Assim seguiu-se a batalha, cheia de estratégias e bombardeios com pedrinhas nas naves; se alguma era acertada tava fora. Os quartéis generais eram protegidos por campos de força. Mesmo invisíveis, respeitávamos completamente os entes intangíveis que criamos.

Assim se deu por horas. O mecanismo do campo de força eram pedras que deviam ficar em cima de uma cadeira; punham-se elas no chão e se entrava com os brinquedos que não podiam mais ser atacados. Não me lembro mais quem gritou, acho que foi o Coruja.

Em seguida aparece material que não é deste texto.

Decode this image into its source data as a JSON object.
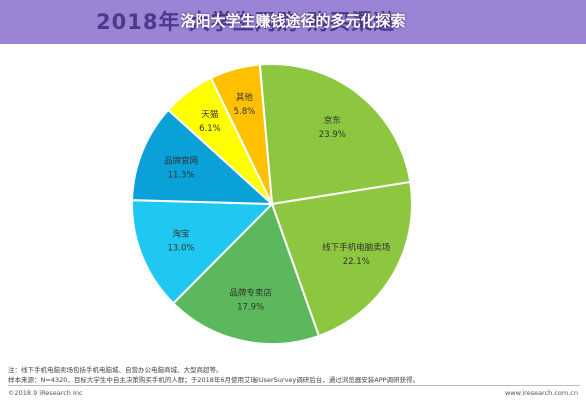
{
  "header": {
    "background_title": "2018年 大学生网购 购买渠道",
    "overlay_title": "洛阳大学生赚钱途径的多元化探索"
  },
  "chart_data": {
    "type": "pie",
    "categories": [
      "京东",
      "线下手机电脑卖场",
      "品牌专卖店",
      "淘宝",
      "品牌官网",
      "天猫",
      "其他"
    ],
    "values": [
      23.9,
      22.1,
      17.9,
      13.0,
      11.3,
      6.1,
      5.8
    ],
    "value_labels": [
      "23.9%",
      "22.1%",
      "17.9%",
      "13.0%",
      "11.3%",
      "6.1%",
      "5.8%"
    ],
    "colors": [
      "#8dc63f",
      "#8dc63f",
      "#5cb85c",
      "#1ec8f0",
      "#0aa0d8",
      "#ffff00",
      "#ffc000"
    ],
    "start_angle_deg": -5,
    "direction": "clockwise",
    "title": "",
    "legend": "none"
  },
  "footnotes": {
    "line1": "注：线下手机电脑卖场包括手机电脑城、自营办公电脑商城、大型商超等。",
    "line2": "样本来源：N=4320，目标大学生中自主决策购买手机的人群；于2018年6月使用艾瑞iUserSurvey调研后台，通过浏览器安装APP调研获得。"
  },
  "footer": {
    "left": "©2018.9 iResearch Inc",
    "right": "www.iresearch.com.cn"
  }
}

– OLHA O CAMPO DE FORÇA DELE DESLIGADO!

O Maurício estava atacando algum flanco. Ele estava longe da casinha do fundo. Saímos correndo e entramos impetuosamente
dentro do quartel-general dele. Lembro que estávamos eu, meu irmão e o Coruja, mas tinha mais moleques ainda. Eu tranquilamente bombardeei com pedrinhas os bonequinhos de soldado dele, no começo.

Quando vi, no entanto, o Coruja estava dando bicudas nos jipes e tanques do Maurício. Aí todos os combatentes decidiram que não haveria prisioneiros. Não conhecíamos a Convenção de Genebra ainda, éramos muito jovens. Ele voltou para lá gritando para pararmos, mas fomos derrubando e “explodindo” tudo.

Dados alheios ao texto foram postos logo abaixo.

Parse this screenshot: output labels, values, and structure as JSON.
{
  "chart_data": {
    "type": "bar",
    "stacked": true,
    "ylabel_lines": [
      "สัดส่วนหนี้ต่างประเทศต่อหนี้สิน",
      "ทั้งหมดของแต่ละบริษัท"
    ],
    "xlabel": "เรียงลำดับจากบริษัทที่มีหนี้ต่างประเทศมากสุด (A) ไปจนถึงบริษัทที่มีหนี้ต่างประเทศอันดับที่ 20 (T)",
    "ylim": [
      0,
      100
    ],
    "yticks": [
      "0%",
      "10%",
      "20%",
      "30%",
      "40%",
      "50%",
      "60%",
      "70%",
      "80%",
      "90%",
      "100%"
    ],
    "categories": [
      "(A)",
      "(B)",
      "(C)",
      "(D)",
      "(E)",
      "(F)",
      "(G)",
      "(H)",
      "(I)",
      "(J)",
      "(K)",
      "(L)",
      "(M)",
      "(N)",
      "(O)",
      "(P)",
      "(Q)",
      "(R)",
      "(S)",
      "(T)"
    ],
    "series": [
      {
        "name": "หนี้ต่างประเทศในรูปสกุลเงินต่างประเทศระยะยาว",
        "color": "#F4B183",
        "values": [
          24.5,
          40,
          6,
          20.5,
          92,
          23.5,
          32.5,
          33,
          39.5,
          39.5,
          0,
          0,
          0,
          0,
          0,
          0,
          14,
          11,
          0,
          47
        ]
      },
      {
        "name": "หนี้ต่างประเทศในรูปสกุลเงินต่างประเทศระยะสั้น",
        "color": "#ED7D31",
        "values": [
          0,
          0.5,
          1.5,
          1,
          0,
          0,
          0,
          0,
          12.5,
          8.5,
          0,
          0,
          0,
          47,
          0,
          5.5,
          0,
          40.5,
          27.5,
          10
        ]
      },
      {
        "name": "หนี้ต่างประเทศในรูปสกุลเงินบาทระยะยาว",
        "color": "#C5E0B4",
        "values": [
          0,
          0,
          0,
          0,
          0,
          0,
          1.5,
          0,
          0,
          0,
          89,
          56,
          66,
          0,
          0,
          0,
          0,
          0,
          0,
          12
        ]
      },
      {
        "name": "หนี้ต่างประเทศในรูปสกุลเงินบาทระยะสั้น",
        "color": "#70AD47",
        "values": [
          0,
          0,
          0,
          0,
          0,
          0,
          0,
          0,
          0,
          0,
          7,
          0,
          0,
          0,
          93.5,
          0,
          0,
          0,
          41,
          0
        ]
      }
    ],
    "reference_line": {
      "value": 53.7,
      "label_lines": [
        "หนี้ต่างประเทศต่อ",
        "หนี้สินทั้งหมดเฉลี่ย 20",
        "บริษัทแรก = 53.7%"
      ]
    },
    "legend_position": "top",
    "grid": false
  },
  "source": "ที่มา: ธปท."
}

Conversando com meu irmão hoje, ele lembrou que o Maurício levou para lá uma bela réplica de um F-14 Tomcat, dessas que se monta pacientemente com cola em casa. Voou pelos ares, no mau sentido, durante aquela blitzkrieg bop mirim. O Maurício foi embora chorando, juntando os cacos dos brinquedos dele.

Se eu fosse ele, sairia chutando nossos brinquedos,afinal ele saiu pelo corredor atravessando o nosso campo de força invisível, que deixamos cuidadosamente ligado. Mas ele não foi à forra. Depois ficamos morrendo de medo dos pais dele bater na porta de nossas casas e cobrarem-nos os brinquedos estragados. Não deu nada. Ninguém se machucou mesmo. Essas guerras são as únicas que não são tão bestas.